Ce que les mêmes jeux éducateurs donnent également, c'est un grand empire sur soi, ce self control que les Anglais mettent au-dessus de toutes les autres qualités et qu'ils travaillent sans cesse à perfectionner quand ils ne le possèdent pas à un haut degré. Je me souviens d'une réflexion que me fit à ce propos un major anglais au mont Abou, région de l'Inde située au milieu de jungles épaisses infestées de tigres et de serpents et qu'il est fort dangereux de parcourir la nuit. Comme il sortait un soir du bungalow que nous habitions, je lui demandai où il pouvait bien aller seul dans une localité aussi mal fréquentée. Après quelques moments d'hésitation, il me répondit en rougissant que, ne possédant pas encore assez de sang-froid et d'empire sur ses nerfs, il allait s'exercer tous les soirs à en acquérir. Ce fut indirectement que je sus la nature de cet exercice. Il consistait à se poster au fond d'un ravin absolument désert et où l'on ne pouvait espérer aucun secours, pour guetter à l'affût le tigre quand il vient se désaltérer. L'attente peut durer des heures ou même une nuit entière sans succès. Pendant tout ce temps, on tâche de réfléchir sur l'utilité de dominer ses nerfs, car, lorsque le tigre a paru, on a juste deux ou trois secondes pour le viser à la tête et le tuer net. Si on se borne à le blesser, on est infailliblement perdu. L'exercice est évidemment fort chanceux, mais, après s'y être livré quelque temps, on est sûr de soi-même et on ne redoute rien dans la vie. Quand une nation possède beaucoup d'hommes ainsi trempés, elle est destinée à dominer le monde.
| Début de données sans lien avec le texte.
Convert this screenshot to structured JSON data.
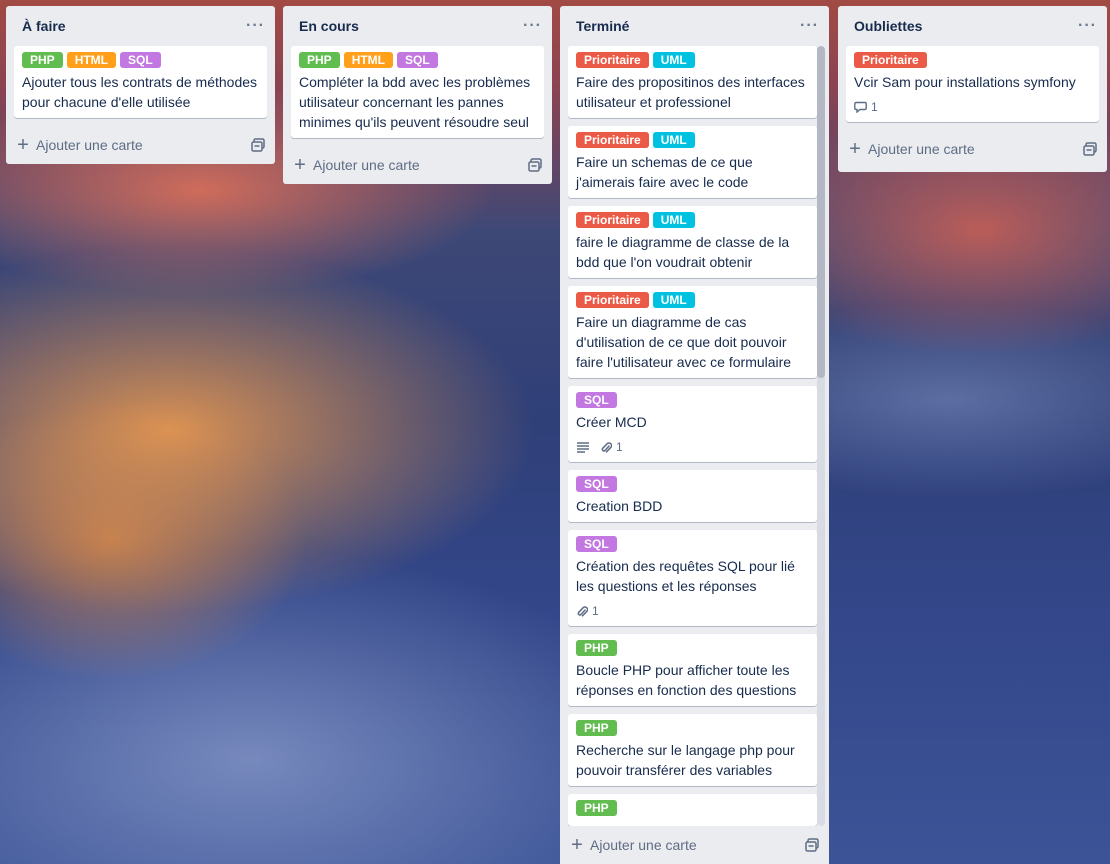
{
  "colors": {
    "green": "#61bd4f",
    "orange": "#ff9f1a",
    "purple": "#c377e0",
    "red": "#eb5a46",
    "sky": "#00c2e0"
  },
  "lists": [
    {
      "title": "À faire",
      "add_label": "Ajouter une carte",
      "cards": [
        {
          "labels": [
            "PHP",
            "HTML",
            "SQL"
          ],
          "title": "Ajouter tous les contrats de méthodes pour chacune d'elle utilisée"
        }
      ]
    },
    {
      "title": "En cours",
      "add_label": "Ajouter une carte",
      "cards": [
        {
          "labels": [
            "PHP",
            "HTML",
            "SQL"
          ],
          "title": "Compléter la bdd avec les problèmes utilisateur concernant les pannes minimes qu'ils peuvent résoudre seul"
        }
      ]
    },
    {
      "title": "Terminé",
      "add_label": "Ajouter une carte",
      "cards": [
        {
          "labels": [
            "Prioritaire",
            "UML"
          ],
          "title": "Faire des propositinos des interfaces utilisateur et professionel"
        },
        {
          "labels": [
            "Prioritaire",
            "UML"
          ],
          "title": "Faire un schemas de ce que j'aimerais faire avec le code"
        },
        {
          "labels": [
            "Prioritaire",
            "UML"
          ],
          "title": "faire le diagramme de classe de la bdd que l'on voudrait obtenir"
        },
        {
          "labels": [
            "Prioritaire",
            "UML"
          ],
          "title": "Faire un diagramme de cas d'utilisation de ce que doit pouvoir faire l'utilisateur avec ce formulaire"
        },
        {
          "labels": [
            "SQL"
          ],
          "title": "Créer MCD",
          "attachments": "1"
        },
        {
          "labels": [
            "SQL"
          ],
          "title": "Creation BDD"
        },
        {
          "labels": [
            "SQL"
          ],
          "title": "Création des requêtes SQL pour lié les questions et les réponses",
          "attachments": "1"
        },
        {
          "labels": [
            "PHP"
          ],
          "title": "Boucle PHP pour afficher toute les réponses en fonction des questions"
        },
        {
          "labels": [
            "PHP"
          ],
          "title": "Recherche sur le langage php pour pouvoir transférer des variables"
        },
        {
          "labels": [
            "PHP"
          ],
          "title": ""
        }
      ]
    },
    {
      "title": "Oubliettes",
      "add_label": "Ajouter une carte",
      "cards": [
        {
          "labels": [
            "Prioritaire"
          ],
          "title": "Vcir Sam pour installations symfony",
          "comments": "1"
        }
      ]
    }
  ]
}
Développement de la persévérance et de la volonté.—De telles qualités sont le plus souvent héréditaires et ne s'acquièrent pas facilement. On peut cependant les développer quelque peu par l'éducation. Il n'y a d'autre méthode à employer que de placer le plus souvent possible l'élève dans des circonstances où il ait à réfléchir avant de se décider et de l'obliger, quand il a pris une résolution, à l'exécuter complètement. S. Blakie rapporte que le poète Wordsworth, ayant un jour résolu de faire une excursion dans une montagne, la continua malgré un violent orage, donnant pour raison «qu'abandonner un projet pour éviter un léger inconvénient est dangereux pour le caractère».
Les Anglais connaissent bien la valeur de ces qualités viriles, et c'est pourquoi elles provoquent toujours chez eux une vive admiration, même quand ils les rencontrent chez leurs ennemis. J'emprunte au journal la France de demain l'extrait suivant d'un discours prononcé au collège d'Epsom par lord Roseberry:
Lorsque nous apprenons qu'un homme, en quelque lieu que ce soit, s'est élevé au-dessus de ses compagnons, par ses qualités viriles, nous l'admirons et nous l'honorons, sans nous soucier du pays auquel il appartient. Je veux vous donner en exemple un homme dont le nom est familier à la plupart d'entre vous. Je veux parler du colonel Marchand. C'est un Français. Il y a peu de temps, il accomplit un voyage de trois années à travers l'Afrique, de l'Ouest à l'Est, au prix d'incroyables fatigues, entouré et suivi par des sauvages qu'il sut s'attacher, et il réussit dans son entreprise d'une manière qui couronne à jamais son nom de gloire. Et j'ajoute qu'après avoir accompli son devoir il se comporta avec une telle dignité et modestie qu'il est un des hommes que les Anglais ont plaisir à honorer. L'an dernier, comme quelques-uns d'entre vous le savent, son devoir le plaça dans une collision momentanée avec les intérêts de l'Angleterre. Mais, je suis convaincu que malgré cet incident passager, si le colonel Marchand venait en Angleterre, il aurait une réception le cédant seulement à celle qu'il eut dans son propre pays. Et toujours il en a été ainsi en Angleterre. Les plus chaleureuses réceptions qui ont été faites à Londres, dans la dernière moitié du siècle, ont été faites à des étrangers.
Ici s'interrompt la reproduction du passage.